The big soccer story today comes from the U.S., Mexico and Canada as they announced they’ll be joining forces to bid for the 2026 World Cup.
Now, many will remember that the U.S. was (unjustly) beaten out by Qatar for the 2022 World Cup, which was the catalyst for the arrests at FIFA amid rampant corruption. And many of those same people have also called for Qatar to be stripped of its hosting duties because of ongoing controversy. But let’s be honest, that’s unlikely.
But that’s in the past and now we are here.
The 2026 World Cup will be played in the United States. Take that to the bank.

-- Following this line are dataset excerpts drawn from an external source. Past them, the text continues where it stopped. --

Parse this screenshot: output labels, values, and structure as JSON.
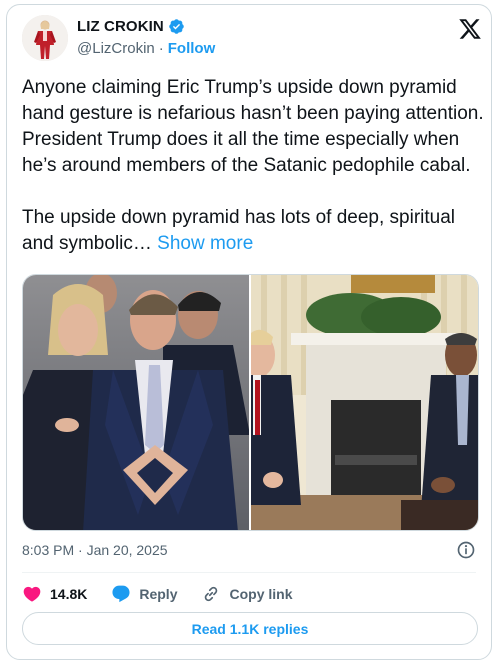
{
  "author": {
    "display_name": "LIZ CROKIN",
    "handle": "@LizCrokin",
    "separator": "·",
    "follow_label": "Follow",
    "verified_color": "#1d9bf0"
  },
  "tweet": {
    "text": "Anyone claiming Eric Trump’s upside down pyramid hand gesture is nefarious hasn’t been paying attention. President Trump does it all the time especially when he’s around members of the Satanic pedophile cabal.\n\nThe upside down pyramid has lots of deep, spiritual and symbolic… ",
    "show_more_label": "Show more",
    "timestamp": "8:03 PM · Jan 20, 2025"
  },
  "media": {
    "photos": [
      {
        "subject": "man-hand-gesture-photo"
      },
      {
        "subject": "oval-office-seated-photo"
      }
    ]
  },
  "actions": {
    "like_count": "14.8K",
    "reply_label": "Reply",
    "copy_link_label": "Copy link"
  },
  "replies": {
    "button_label": "Read 1.1K replies"
  },
  "colors": {
    "accent": "#1d9bf0",
    "like": "#f91880",
    "muted_text": "#536471",
    "border": "#cfd9de"
  },
  "icons": {
    "verified": "verified-badge-icon",
    "logo": "x-logo-icon",
    "info": "info-icon",
    "like": "heart-icon",
    "reply": "speech-bubble-icon",
    "copy_link": "link-icon"
  }
}
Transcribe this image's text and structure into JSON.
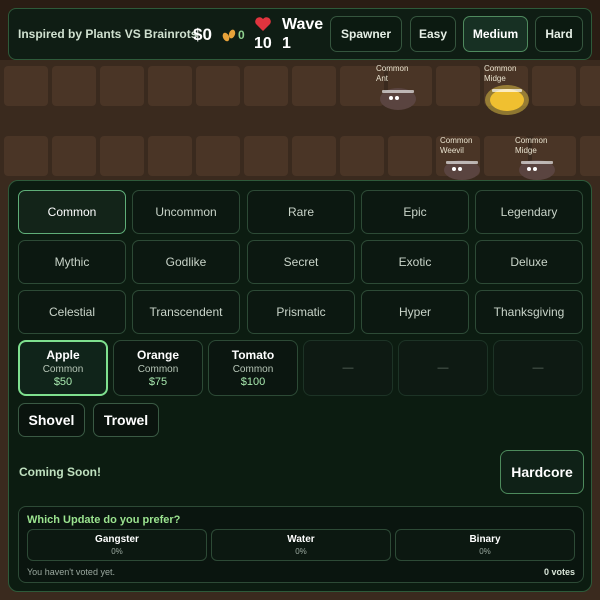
{
  "header": {
    "title": "Inspired by Plants VS Brainrots",
    "money": "$0",
    "seeds": "0",
    "lives": "10",
    "wave_label": "Wave",
    "wave_number": "1",
    "buttons": [
      "Spawner",
      "Easy",
      "Medium",
      "Hard"
    ],
    "active_difficulty": "Medium"
  },
  "enemies": [
    {
      "rarity": "Common",
      "name": "Ant",
      "color": "#5a4440"
    },
    {
      "rarity": "Common",
      "name": "Midge",
      "color": "#f0c030"
    },
    {
      "rarity": "Common",
      "name": "Weevil",
      "color": "#5a4440"
    },
    {
      "rarity": "Common",
      "name": "Midge",
      "color": "#5a4440"
    }
  ],
  "rarities": [
    "Common",
    "Uncommon",
    "Rare",
    "Epic",
    "Legendary",
    "Mythic",
    "Godlike",
    "Secret",
    "Exotic",
    "Deluxe",
    "Celestial",
    "Transcendent",
    "Prismatic",
    "Hyper",
    "Thanksgiving"
  ],
  "selected_rarity": "Common",
  "plants": [
    {
      "name": "Apple",
      "rarity": "Common",
      "price": "$50"
    },
    {
      "name": "Orange",
      "rarity": "Common",
      "price": "$75"
    },
    {
      "name": "Tomato",
      "rarity": "Common",
      "price": "$100"
    }
  ],
  "empty_slot_label": "—",
  "tools": [
    "Shovel",
    "Trowel"
  ],
  "coming_soon": "Coming Soon!",
  "hardcore_label": "Hardcore",
  "poll": {
    "question": "Which Update do you prefer?",
    "options": [
      {
        "name": "Gangster",
        "percent": "0%"
      },
      {
        "name": "Water",
        "percent": "0%"
      },
      {
        "name": "Binary",
        "percent": "0%"
      }
    ],
    "note": "You haven't voted yet.",
    "votes": "0 votes"
  },
  "colors": {
    "accent": "#7fe08f",
    "panel": "#0a1b11",
    "soil": "#3a2a1e",
    "heart": "#e0343e",
    "seed": "#e8a33a"
  },
  "icons": [
    "seed-icon",
    "heart-icon"
  ]
}
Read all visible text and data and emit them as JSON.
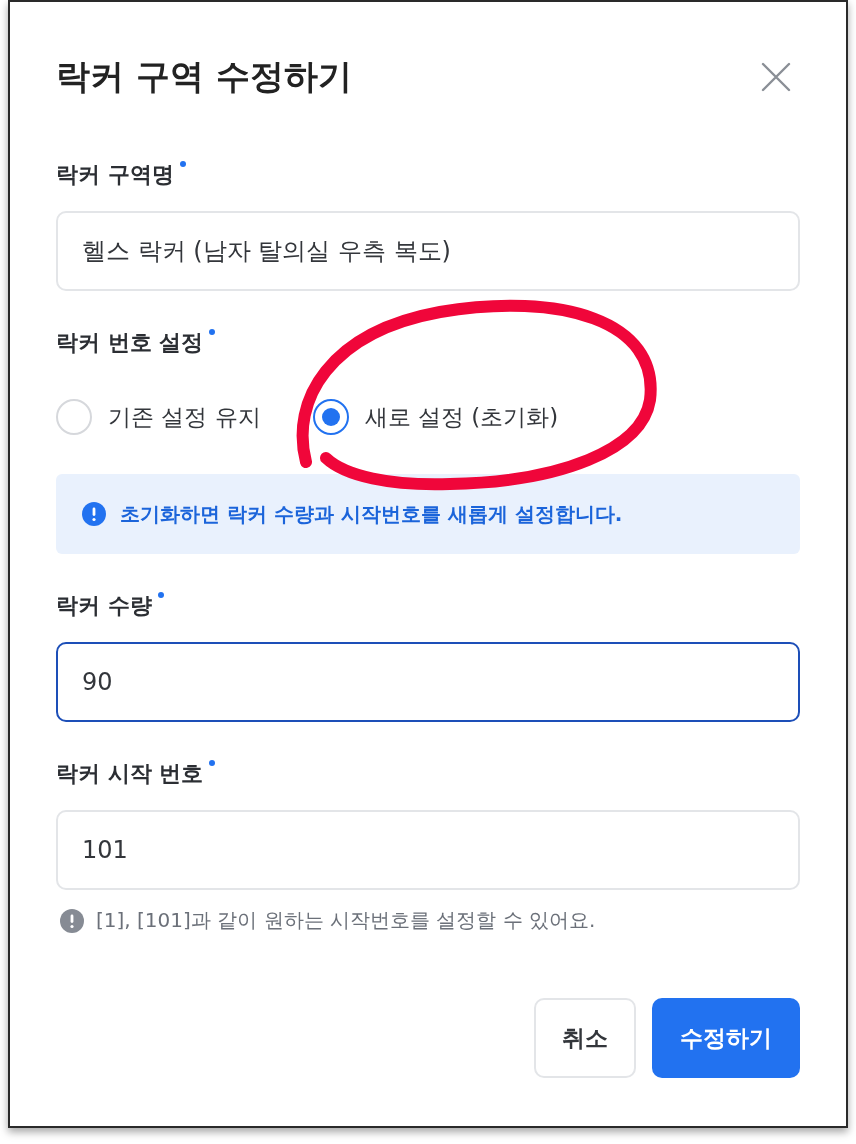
{
  "dialog": {
    "title": "락커 구역 수정하기"
  },
  "fields": [
    {
      "kind": "input",
      "label": "락커 구역명",
      "required": true,
      "value": "헬스 락커 (남자 탈의실 우측 복도)",
      "focused": false
    },
    {
      "kind": "radio",
      "label": "락커 번호 설정",
      "required": true,
      "options": [
        {
          "label": "기존 설정 유지",
          "selected": false
        },
        {
          "label": "새로 설정 (초기화)",
          "selected": true
        }
      ],
      "notice": "초기화하면 락커 수량과 시작번호를 새롭게 설정합니다."
    },
    {
      "kind": "input",
      "label": "락커 수량",
      "required": true,
      "value": "90",
      "focused": true
    },
    {
      "kind": "input",
      "label": "락커 시작 번호",
      "required": true,
      "value": "101",
      "focused": false,
      "hint": "[1], [101]과 같이 원하는 시작번호를 설정할 수 있어요."
    }
  ],
  "buttons": [
    {
      "label": "취소",
      "kind": "secondary"
    },
    {
      "label": "수정하기",
      "kind": "primary"
    }
  ],
  "annotation": {
    "kind": "circle"
  }
}
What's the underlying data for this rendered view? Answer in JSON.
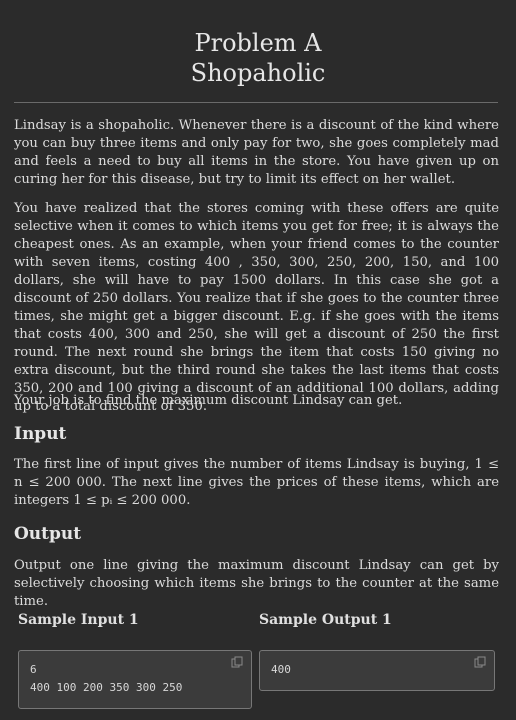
{
  "title": {
    "line1": "Problem A",
    "line2": "Shopaholic"
  },
  "statement": {
    "p1": "Lindsay is a shopaholic. Whenever there is a discount of the kind where you can buy three items and only pay for two, she goes completely mad and feels a need to buy all items in the store. You have given up on curing her for this disease, but try to limit its effect on her wallet.",
    "p2": "You have realized that the stores coming with these offers are quite selective when it comes to which items you get for free; it is always the cheapest ones. As an example, when your friend comes to the counter with seven items, costing 400 , 350, 300, 250, 200, 150, and 100 dollars, she will have to pay 1500 dollars. In this case she got a discount of 250 dollars. You realize that if she goes to the counter three times, she might get a bigger discount. E.g. if she goes with the items that costs 400, 300 and 250, she will get a discount of 250 the first round. The next round she brings the item that costs 150 giving no extra discount, but the third round she takes the last items that costs 350, 200 and 100 giving a discount of an additional 100 dollars, adding up to a total discount of 350.",
    "p3": "Your job is to find the maximum discount Lindsay can get."
  },
  "input_section": {
    "heading": "Input",
    "text": "The first line of input gives the number of items Lindsay is buying, 1 ≤ n ≤ 200 000. The next line gives the prices of these items, which are integers 1 ≤ pᵢ ≤ 200 000."
  },
  "output_section": {
    "heading": "Output",
    "text": "Output one line giving the maximum discount Lindsay can get by selectively choosing which items she brings to the counter at the same time."
  },
  "samples": {
    "input_label": "Sample Input 1",
    "output_label": "Sample Output 1",
    "input_line1": "6",
    "input_line2": "400 100 200 350 300 250",
    "output_line1": "400"
  }
}
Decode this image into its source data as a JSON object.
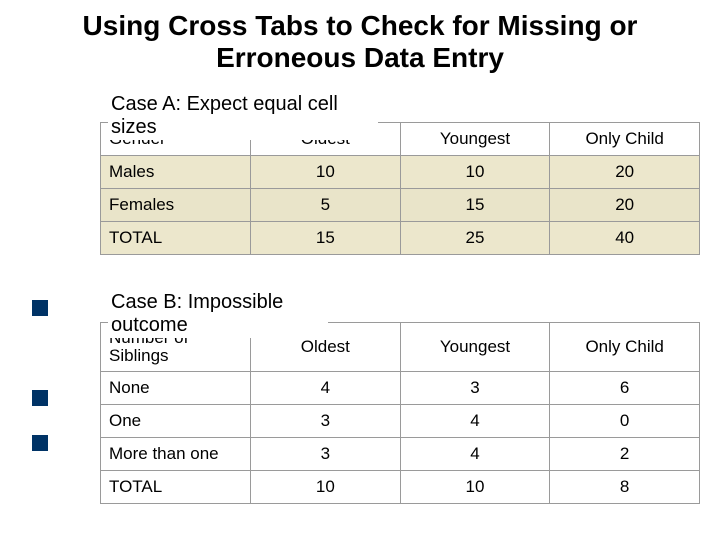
{
  "title": "Using Cross Tabs to Check for Missing or Erroneous Data Entry",
  "caseA": {
    "label_line1": "Case A:  Expect equal cell",
    "label_line2": "sizes",
    "header_row_label": "Gender",
    "cols": [
      "Oldest",
      "Youngest",
      "Only Child"
    ],
    "rows": [
      {
        "label": "Males",
        "v": [
          "10",
          "10",
          "20"
        ]
      },
      {
        "label": "Females",
        "v": [
          "5",
          "15",
          "20"
        ]
      },
      {
        "label": "TOTAL",
        "v": [
          "15",
          "25",
          "40"
        ]
      }
    ]
  },
  "caseB": {
    "label_line1": "Case B:  Impossible",
    "label_line2": "outcome",
    "header_row_label_l1": "Number of",
    "header_row_label_l2": "Siblings",
    "cols": [
      "Oldest",
      "Youngest",
      "Only Child"
    ],
    "rows": [
      {
        "label": "None",
        "v": [
          "4",
          "3",
          "6"
        ]
      },
      {
        "label": "One",
        "v": [
          "3",
          "4",
          "0"
        ]
      },
      {
        "label": "More than one",
        "v": [
          "3",
          "4",
          "2"
        ]
      },
      {
        "label": "TOTAL",
        "v": [
          "10",
          "10",
          "8"
        ]
      }
    ]
  },
  "chart_data": [
    {
      "type": "table",
      "title": "Case A: Expect equal cell sizes",
      "row_field": "Gender",
      "columns": [
        "Oldest",
        "Youngest",
        "Only Child"
      ],
      "rows": [
        {
          "Gender": "Males",
          "Oldest": 10,
          "Youngest": 10,
          "Only Child": 20
        },
        {
          "Gender": "Females",
          "Oldest": 5,
          "Youngest": 15,
          "Only Child": 20
        },
        {
          "Gender": "TOTAL",
          "Oldest": 15,
          "Youngest": 25,
          "Only Child": 40
        }
      ]
    },
    {
      "type": "table",
      "title": "Case B: Impossible outcome",
      "row_field": "Number of Siblings",
      "columns": [
        "Oldest",
        "Youngest",
        "Only Child"
      ],
      "rows": [
        {
          "Number of Siblings": "None",
          "Oldest": 4,
          "Youngest": 3,
          "Only Child": 6
        },
        {
          "Number of Siblings": "One",
          "Oldest": 3,
          "Youngest": 4,
          "Only Child": 0
        },
        {
          "Number of Siblings": "More than one",
          "Oldest": 3,
          "Youngest": 4,
          "Only Child": 2
        },
        {
          "Number of Siblings": "TOTAL",
          "Oldest": 10,
          "Youngest": 10,
          "Only Child": 8
        }
      ]
    }
  ]
}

Barring unforeseen events, the North American bid is a heavy favorite for 2026. So if and when that happens, what can we expect from North America fans?
First, let’s look at history. The U.S. still holds the record for World Cup attendance from its 1994 tournament – 3.58 million. That’s an average of 68,991 per match. And that record number is with only 52 games in a 24-team tournament (the World Cup expanded to 32 teams the in 1998). The next closest to that number was in Brazil 2014 with an average of 52,918 per game.
In 2026, there will be 48 teams and 80 games. The U.S. will host 60 of those games, with Mexico and Canada each getting 10.
If we take a look at the venues that were part of the failed U.S. 2022 World Cup bid, we have a good baseline to predict which stadiums will be part of the 2026 bid.
Some of the locations may change, but we can expect the venue sizes to remain consistent so the U.S. can maximize ticket sales. That means that with 60 games, and an average of 76,485 fans per game, the 2026 World Cup games in the U.S. will draw over 4.5 million supporters.
Add that to the numbers Mexico and Canada draw with the additional 20 games, and the total will be astounding.
Now you can see why FIFA, big name sponsors and global soccer leaders are salivating at the thought of a North America World Cup in 2026.